Qatar is working to expand its current 77 million tonne per annum LNG export capacity to 110 million tpa by 2026, which would significantly overshadow Australia’s current 88.6 million tpa capacity.

However, the US could overtake Australia even sooner, with EnergyQuest noting new LNG expansion could see the US take the top producer ranking by the end of the year.

The US Energy Information Agency estimates the US already has 102 million tonnes of capacity operating, under construction or having reached final investment decision.

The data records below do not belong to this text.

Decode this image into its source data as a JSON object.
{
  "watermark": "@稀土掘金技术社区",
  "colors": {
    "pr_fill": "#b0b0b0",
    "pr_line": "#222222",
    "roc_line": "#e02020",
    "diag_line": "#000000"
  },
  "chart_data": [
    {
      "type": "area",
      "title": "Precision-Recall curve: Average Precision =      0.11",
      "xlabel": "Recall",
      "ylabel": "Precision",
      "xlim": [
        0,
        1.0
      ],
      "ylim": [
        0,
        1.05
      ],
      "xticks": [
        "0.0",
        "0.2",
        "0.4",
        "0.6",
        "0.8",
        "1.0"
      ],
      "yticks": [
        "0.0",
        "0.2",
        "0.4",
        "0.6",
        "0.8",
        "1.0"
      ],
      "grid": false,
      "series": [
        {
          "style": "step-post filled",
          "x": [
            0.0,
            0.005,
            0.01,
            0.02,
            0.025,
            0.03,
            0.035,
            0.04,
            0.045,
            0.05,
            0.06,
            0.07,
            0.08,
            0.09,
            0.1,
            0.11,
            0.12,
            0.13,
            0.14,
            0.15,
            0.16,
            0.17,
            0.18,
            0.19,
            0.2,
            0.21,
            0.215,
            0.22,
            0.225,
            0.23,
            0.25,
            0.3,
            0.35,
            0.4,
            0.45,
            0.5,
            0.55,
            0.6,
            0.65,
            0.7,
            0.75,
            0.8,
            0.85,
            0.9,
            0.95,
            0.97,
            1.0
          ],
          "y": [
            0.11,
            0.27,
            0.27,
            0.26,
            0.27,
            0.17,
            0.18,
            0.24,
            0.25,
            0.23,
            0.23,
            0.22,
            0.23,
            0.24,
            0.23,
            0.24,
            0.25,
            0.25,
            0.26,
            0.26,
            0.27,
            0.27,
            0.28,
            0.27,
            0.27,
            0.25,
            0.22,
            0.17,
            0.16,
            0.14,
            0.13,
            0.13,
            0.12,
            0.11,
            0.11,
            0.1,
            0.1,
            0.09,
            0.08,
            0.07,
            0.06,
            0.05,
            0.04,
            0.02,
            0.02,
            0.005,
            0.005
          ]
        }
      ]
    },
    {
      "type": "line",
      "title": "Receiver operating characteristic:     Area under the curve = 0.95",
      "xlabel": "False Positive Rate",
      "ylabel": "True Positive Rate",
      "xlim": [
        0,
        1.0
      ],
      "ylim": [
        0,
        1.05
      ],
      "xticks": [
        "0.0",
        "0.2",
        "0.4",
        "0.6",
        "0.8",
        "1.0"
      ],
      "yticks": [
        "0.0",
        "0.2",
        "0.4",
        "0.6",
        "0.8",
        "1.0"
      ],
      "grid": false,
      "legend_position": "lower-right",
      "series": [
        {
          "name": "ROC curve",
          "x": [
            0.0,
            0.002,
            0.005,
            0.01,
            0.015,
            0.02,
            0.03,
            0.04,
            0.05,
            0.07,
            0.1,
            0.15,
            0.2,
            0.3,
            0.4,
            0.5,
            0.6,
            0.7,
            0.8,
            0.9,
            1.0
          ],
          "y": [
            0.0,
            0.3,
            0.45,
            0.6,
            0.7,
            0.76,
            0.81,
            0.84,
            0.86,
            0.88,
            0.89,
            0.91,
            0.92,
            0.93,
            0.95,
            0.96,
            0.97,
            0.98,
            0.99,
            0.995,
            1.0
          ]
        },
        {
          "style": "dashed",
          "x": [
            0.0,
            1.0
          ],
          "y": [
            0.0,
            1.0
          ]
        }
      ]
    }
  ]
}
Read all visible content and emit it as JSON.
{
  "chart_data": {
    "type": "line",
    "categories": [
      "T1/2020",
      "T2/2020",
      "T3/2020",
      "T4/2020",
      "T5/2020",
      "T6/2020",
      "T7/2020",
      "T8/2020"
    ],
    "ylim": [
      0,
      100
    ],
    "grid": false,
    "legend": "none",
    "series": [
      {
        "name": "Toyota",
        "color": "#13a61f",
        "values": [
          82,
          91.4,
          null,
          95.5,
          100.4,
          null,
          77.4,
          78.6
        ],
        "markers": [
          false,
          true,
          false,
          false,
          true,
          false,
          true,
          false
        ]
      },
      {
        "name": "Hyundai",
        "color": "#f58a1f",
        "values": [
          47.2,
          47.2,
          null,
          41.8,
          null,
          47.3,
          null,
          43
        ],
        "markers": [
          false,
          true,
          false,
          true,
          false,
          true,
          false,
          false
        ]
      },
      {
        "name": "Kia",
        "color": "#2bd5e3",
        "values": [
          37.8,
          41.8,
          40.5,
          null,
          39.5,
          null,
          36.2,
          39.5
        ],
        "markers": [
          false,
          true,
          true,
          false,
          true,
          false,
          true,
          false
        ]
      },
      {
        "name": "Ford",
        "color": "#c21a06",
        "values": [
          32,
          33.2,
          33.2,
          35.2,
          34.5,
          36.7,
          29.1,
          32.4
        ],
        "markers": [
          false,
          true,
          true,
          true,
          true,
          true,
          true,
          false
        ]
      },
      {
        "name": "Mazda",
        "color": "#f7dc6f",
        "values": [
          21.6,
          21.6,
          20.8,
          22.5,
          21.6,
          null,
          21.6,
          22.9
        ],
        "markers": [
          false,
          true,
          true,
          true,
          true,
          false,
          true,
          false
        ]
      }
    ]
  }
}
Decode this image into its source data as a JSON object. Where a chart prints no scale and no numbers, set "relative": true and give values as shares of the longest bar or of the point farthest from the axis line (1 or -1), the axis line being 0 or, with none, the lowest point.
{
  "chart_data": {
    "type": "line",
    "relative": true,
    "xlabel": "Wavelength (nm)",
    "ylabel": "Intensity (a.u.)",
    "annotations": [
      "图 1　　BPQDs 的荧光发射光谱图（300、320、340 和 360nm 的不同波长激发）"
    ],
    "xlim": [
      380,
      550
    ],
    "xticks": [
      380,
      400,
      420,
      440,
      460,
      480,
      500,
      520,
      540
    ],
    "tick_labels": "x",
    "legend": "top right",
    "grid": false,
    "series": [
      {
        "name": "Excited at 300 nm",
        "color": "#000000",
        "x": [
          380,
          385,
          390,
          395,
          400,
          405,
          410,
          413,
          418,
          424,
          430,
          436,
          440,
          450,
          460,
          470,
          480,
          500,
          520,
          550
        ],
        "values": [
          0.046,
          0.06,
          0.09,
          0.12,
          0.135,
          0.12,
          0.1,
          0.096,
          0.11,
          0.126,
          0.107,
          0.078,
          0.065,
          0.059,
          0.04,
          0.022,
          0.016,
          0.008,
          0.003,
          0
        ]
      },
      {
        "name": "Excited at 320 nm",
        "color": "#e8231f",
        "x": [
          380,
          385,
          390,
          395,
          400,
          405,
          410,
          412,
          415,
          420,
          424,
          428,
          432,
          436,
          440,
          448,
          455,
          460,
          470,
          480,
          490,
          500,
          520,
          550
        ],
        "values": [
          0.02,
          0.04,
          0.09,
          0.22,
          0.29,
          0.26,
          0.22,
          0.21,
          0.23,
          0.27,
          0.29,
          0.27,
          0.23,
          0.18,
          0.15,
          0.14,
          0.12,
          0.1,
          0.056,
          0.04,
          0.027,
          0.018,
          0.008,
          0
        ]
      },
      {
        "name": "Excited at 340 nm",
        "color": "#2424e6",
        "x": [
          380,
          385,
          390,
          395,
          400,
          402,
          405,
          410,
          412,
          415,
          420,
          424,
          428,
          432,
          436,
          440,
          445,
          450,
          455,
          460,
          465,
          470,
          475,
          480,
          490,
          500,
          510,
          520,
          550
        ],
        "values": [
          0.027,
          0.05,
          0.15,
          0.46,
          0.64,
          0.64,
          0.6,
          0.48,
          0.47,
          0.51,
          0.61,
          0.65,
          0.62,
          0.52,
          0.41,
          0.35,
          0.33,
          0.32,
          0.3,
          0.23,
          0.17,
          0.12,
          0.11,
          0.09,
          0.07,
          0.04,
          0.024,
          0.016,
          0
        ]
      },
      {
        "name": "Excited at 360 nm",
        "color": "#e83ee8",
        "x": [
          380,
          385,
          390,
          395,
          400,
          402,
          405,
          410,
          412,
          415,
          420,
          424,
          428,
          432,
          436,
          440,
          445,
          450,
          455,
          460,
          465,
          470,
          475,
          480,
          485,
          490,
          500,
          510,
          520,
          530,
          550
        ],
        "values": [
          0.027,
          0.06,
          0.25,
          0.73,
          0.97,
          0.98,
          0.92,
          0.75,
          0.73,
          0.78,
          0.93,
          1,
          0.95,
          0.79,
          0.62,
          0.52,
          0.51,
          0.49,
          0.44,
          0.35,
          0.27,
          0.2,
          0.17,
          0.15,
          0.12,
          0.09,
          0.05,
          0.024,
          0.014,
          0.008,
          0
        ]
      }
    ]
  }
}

Australian LNG export revenues rise

The rise in production and record global gas prices saw Australia’s LNG export revenue rise significantly, to A$49.1 billion (US$35.3 billion), up 36% compared to A$36.2 billion in 2020.

China overtook Japan as the number one buyer of Australian LNG, importing 31.6 million tonnes of LNG from Australia, compared to 27.3 million tonnes bought by Japan.

Korea remains the third largest buyer of Australian LNG, importing 9.8 million tonnes in 2021, while Australia also exported its first LNG cargo to Indonesia last year, a country which normally exports gas.

According to EnegyQuest’s data, Australian LNG projects operated at 92% of nameplate capacity, with only two of the country’s 10 LNG projects delivering lower output than in 2020.

This included the Woodside Petroleum-led North West Shelf in Western Australia, which saw output fall 12%, and the Inpex-operated Ichthys project, which was down 8.6% on 2020.

Offsetting this, however, was Origin Energy’s Australia Pacific LNG (APLNG) and the Shell-led Queensland Curtis LNG (QCLNG) projects, which operated at 100% of nameplate capacity, while Woodside’s Pluto and Chevron’s Wheatstone LNG facilities operated at 110% and 103% of nameplate capacity, respectively, according to EnergyQuest.

Has Australia hit its LNG peak?

While overall production was up, EnergyQuest warned that trend might not continue, questioning if Australia had already hit its LNG peak.

The nation’s largest LNG project, the North West Shelf, is expected to see a continued decline in production due to the ageing gas fields supplying the plant, while Shell’s Prelude floating LNG development continues to be plagued by problems.

Despite Prelude achieving the highest percentage growth of any Australian LNG development in 2021, up by 1665%, the facility has been shut down by Australia’s offshore regulator amid safety concerns.

“It is likely that 2021 is close to the peak of Australian LNG production,” EnergyQuest said.

“The biggest threats are not only increasing competition but also the natural decline in the gas fields feeding existing projects and the limited number of new projects.”

Two new projects were santioned in 2021, the Santos-operated Barossa development and Woodside’s combined Scarborough gas field and Pluto Train 2 expansion project, which are expected to come online in 2025 and 2026 respectively.

“The best-case scenario would be that these two new projects bring Australian production back up to around current production levels,” EnergyQuest stated.

“They are unlikely to take it up to new levels. Reaching new levels would require new sources of gas to turn around the decline in the NWS, Australia’s largest LNG project.”